Page:Maupassant - Fort comme la mort, Ollendorff, 1903.djvu/302

La bibliothèque libre.
Cette page a été validée par deux contributeurs.
288
fort comme la mort

Ce départ brusque sans un mot d’affection, sans un regard attendri pour lui, qui l’aimait tant… tant… le laissa bouleversé. Son œil alors s’arrêta de nouveau sur le Figaro ; et il pensa : « Elle l’a lu ! On me blague, on me nie. Elle ne croit plus en moi. Je ne suis plus rien pour elle. »

Il fit deux pas vers le journal, comme on marche vers un homme pour le souffleter. Puis il se dit : « Peut-être ne l’a-t-elle pas lu tout de même. Elle est si préoccupée aujourd’hui. Mais on en parlera devant elle, ce soir, au dîner, sans aucun doute, et on lui donnera envie de le lire ! »

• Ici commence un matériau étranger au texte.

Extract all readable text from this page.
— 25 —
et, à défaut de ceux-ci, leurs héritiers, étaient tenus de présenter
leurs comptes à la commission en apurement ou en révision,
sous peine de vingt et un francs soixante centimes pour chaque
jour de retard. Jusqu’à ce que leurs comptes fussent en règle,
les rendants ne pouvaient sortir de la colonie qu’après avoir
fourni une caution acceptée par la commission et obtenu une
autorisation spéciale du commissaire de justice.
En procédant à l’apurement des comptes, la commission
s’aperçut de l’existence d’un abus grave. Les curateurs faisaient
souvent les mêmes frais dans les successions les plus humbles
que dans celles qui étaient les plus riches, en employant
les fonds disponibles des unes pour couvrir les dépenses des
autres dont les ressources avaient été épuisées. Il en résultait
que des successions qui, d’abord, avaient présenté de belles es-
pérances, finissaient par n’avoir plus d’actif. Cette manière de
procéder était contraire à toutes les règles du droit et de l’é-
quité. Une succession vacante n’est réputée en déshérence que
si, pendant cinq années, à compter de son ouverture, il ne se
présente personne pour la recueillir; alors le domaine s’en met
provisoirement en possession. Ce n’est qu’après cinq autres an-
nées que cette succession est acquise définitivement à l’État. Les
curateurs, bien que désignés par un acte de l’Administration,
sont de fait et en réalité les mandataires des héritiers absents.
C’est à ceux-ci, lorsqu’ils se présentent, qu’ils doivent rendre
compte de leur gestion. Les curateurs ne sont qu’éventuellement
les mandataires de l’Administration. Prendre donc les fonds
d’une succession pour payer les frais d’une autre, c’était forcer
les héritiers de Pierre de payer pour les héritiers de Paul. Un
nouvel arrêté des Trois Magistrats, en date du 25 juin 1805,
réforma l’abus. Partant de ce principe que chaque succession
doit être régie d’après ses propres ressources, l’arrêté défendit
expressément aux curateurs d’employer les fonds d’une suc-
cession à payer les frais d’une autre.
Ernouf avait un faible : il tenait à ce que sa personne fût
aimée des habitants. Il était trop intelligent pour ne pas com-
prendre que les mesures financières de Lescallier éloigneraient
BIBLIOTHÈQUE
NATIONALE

Par un mouvement spontané, presque irréfléchi, il avait pris le numéro, l’avait fermé, plié, et glissé dans sa poche avec une prestesse de voleur.

La comtesse entrait. Dès qu’elle vit la figure livide et convulsée d’Olivier, elle devina qu’il touchait aux limites de la souffrance.

Elle eut un élan vers lui, un élan de toute sa pauvre âme si déchirée aussi, de tout son pauvre corps si meurtri lui-même. Lui jetant ses mains sur les épaules, et son regard au fond des yeux, elle lui dit :

— Oh ! que vous êtes malheureux !

Il ne nia plus, cette fois, et la gorge secouée de spasmes, il balbutia :

— Oui… oui… oui !

Elle sentit qu’il allait pleurer, et l’entraîna dans le coin le plus sombre du salon, vers deux fauteuils cachés par un petit paravent de soie ancienne. Ils s’y assirent derrière cette fine muraille brodée, voilés aussi par l’ombre grise d’un jour de pluie.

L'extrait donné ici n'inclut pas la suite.